An OpenAI Gym environment for simulating a self driving car on a race track. Built for NYU SelfDrive.

This project is still under active development. Bug reports are welcome.

Prerequisites

Ensure that you are using python3 and that all required python modules are installed by running the following:

pip install --no-cache-dir -r requirements.txt

Running

Run python example.py in the root of this repository to execute the example project. Doing so will create the necessary folders and begin the process of training a simple nueral network. After training has completed, a window will open showing the car navigating the pre-saved track using the trained model.

To create a new track, pass in new=True to the reset function of the environment. Doing so will open a window inside of which you have the following options:

  • Left click: remove a block
  • Right click: put back a block
  • S key: put down a green start block
  • F key: put down a red finish block
  • ESC key: finish creating the track and run the simulationn

The track created will be saved in whatever file was specified under track_file in config.py or any other overriding configuration.

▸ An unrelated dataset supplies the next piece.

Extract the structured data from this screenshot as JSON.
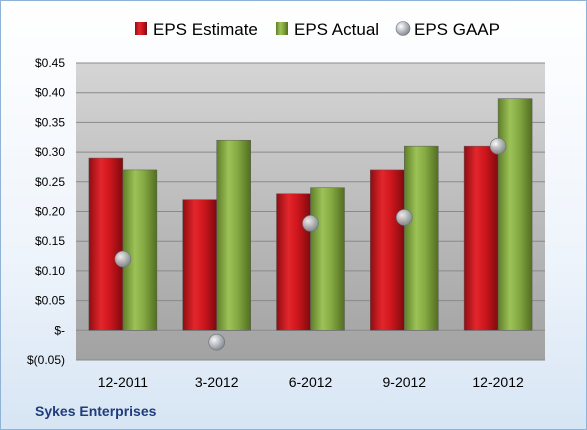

If you choose to run the simulation without rendering the car, you can omit env.render() from the main loop in your project.

Configuring

Much of the general configuration can be done through editing the values in config.py. A custom reward function can also be passed into the environment by defining it like the following example and adding a reference to it in the reward.function field in the config file:

@Car.reward_function
def my_reward_func(car):
    # Function must take an instance of the car as a paramter
    ...
    # Calculate reward here using values from car

    return reward

# Make sure to add my_reward_func to either config.py or an
# overidden config

car = Car()
env.add_car(car)

If no reward function is provided, a default implementation is used using the corresponding values in config.py.

For an example on how to specify and train multiple configurations at the same time, see test_bench.py.

Logging

Logging is handled automatically by Tensorboard. To view the logged data and visualizations, run tensorboard dev upload --logdir './my_log_dir' where my_log_dir is directory of the logs you want to view. Navigate to url from the output of the above command to see the graphs.